El teléfono, pegajoso de rojo como los chicles, como los labios, como la sangre; el teléfono, caliente de aliento y de autoridad, arañado como una espalda, castigado como una grupa, el teléfono que colgará Torra provocando un oleaje de velas y de agua tibia sobre sus párpados y su sonrisa y su escroto. El teléfono, tembloroso y cristalino de docilidad como un arpa, húmedo como de sal dorada, abarquillado en el pecho de Pedro Sánchez como una daga lenta y ceremonial, el teléfono que colgará el presidente para llamar otra vez, a quien toque, quién toca, quién es el siguiente falso amor, el siguiente beso de danzarina o de mercader o de ladrón, y una vieja dama del PSOE como una vieja dama del cine mudo lo desdeñará echándole una copa en los ojos, y un jefecillo de cerro le hablará con amor de labriego y de vaca, y los ambiciosos buscarán su carne ablandada, hocicarán en su mano abierta y comida como una mano o un sexo de Buñuel, y el presidente será el hombre de todas las naciones y la nación de todos los hombres, un poco como César en la cama redonda del poder, la cama ya convertida en una naumaquia de soldados, mesalinas y cuernos de oro, la noche de áspides, vino pastoso y esfuerzo de nadador de la que amanecerá otra vez presidente de las 9 o 10 naciones de España.

El teléfono, rojo y urgente como un coche de bomberos, como el mensaje de un suicida, como la cama de un sádico, el teléfono durmiendo como un tren, despertando como una serpiente, el teléfono lanzado a la rosa de los vientos de España a ser destrozado como una cóncava nave aquea, como la honra de Briseida. El teléfono, rojo como un falo, rojo como un copón del pecado, rojo como un dragón tatuado en el pubis, el teléfono de Sánchez brilla un momento, respirando o transpirando como tras el sexo ciclópeo de los dragones o tras el sexo asqueroso, quitinoso, de los bichos. Brilla solamente un segundo antes de que Sánchez haga la siguiente llamada. Una noche, sólo una noche, haciendo sudar al teléfono como un muslo, como un labio, como una nuca, una blanda humillación como entre racimos de vicio y gemidos de cerradura. Apenas una noche de línea caliente, ese teléfono con temperatura de ingle. Pronto, la gente ni se acordará. Apenas eso, y poco más. Luego, volverá a ser presidente. El teléfono rojo descansa ya como una raposa enroscada y, fuera, la limpia luz de la Navidad acusa a los miserables marcándolos con su polvo de estrellas.

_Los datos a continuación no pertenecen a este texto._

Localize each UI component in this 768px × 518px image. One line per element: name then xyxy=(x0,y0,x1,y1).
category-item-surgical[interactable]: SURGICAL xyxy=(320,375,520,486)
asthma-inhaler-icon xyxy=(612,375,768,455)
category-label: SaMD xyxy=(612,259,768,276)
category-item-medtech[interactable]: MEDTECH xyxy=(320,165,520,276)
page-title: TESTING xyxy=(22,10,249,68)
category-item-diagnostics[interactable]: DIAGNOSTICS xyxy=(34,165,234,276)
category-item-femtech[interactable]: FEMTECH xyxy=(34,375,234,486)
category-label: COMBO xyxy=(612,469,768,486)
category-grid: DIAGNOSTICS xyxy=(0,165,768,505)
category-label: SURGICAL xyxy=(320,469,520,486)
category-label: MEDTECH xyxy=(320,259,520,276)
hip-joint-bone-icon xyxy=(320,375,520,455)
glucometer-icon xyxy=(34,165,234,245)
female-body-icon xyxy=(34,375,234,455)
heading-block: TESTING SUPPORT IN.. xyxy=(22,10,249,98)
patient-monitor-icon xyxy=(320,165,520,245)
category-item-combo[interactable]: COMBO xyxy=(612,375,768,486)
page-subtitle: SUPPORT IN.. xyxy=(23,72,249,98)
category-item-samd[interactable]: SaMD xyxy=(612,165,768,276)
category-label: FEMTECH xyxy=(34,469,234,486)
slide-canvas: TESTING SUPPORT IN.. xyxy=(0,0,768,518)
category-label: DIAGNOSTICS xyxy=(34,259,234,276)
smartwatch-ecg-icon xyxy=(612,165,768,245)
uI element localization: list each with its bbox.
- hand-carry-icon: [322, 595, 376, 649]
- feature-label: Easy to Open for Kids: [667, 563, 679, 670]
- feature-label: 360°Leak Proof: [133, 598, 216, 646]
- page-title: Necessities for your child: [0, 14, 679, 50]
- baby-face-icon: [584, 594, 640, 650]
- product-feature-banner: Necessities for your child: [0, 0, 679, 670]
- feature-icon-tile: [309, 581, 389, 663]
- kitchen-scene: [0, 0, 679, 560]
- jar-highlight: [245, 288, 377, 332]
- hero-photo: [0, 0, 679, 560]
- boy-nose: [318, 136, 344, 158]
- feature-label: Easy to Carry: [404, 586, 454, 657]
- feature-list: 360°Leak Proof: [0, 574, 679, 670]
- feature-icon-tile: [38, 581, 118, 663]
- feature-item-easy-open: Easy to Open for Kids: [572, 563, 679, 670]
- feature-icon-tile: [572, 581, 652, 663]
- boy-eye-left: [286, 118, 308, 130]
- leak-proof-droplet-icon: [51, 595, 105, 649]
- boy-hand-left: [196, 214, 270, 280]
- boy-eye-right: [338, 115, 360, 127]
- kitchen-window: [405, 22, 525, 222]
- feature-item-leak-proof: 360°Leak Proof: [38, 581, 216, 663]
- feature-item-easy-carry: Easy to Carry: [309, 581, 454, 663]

El teléfono rojo, el teléfono de bañera, el teléfono de actriz achampanada en jabón, esperando la llamada, recibiendo la llamada como haciendo el amor, con una punta de la boa de pelusa rosa mojándose como un dedo gordo, quizá un cigarro también de pantera rosa, fumar esperando, la mecha que dejan el tiempo y la lujuria en el aire, esperar fumando la llamada, el pecado, en el teléfono rojo, sexy como unos zapatos rojos de tacón. Torra, esperanzado y como travestido, como si fuera Javier Gurruchaga, esperando la llamada de Pedro Sánchez, su amor/desamor arisco de cara cortada, que en la Navidad siempre llega la llamada del solitario, del desesperado, del friolero, el que acaba cayendo en cualquier chimenea y en cualquier taberna y en cualquier amor aturronado, y si no, al menos llama, con borrachera de deseo y de distancia, a una amistad olvidada o a un amor desperdiciado o a una línea caliente siquiera.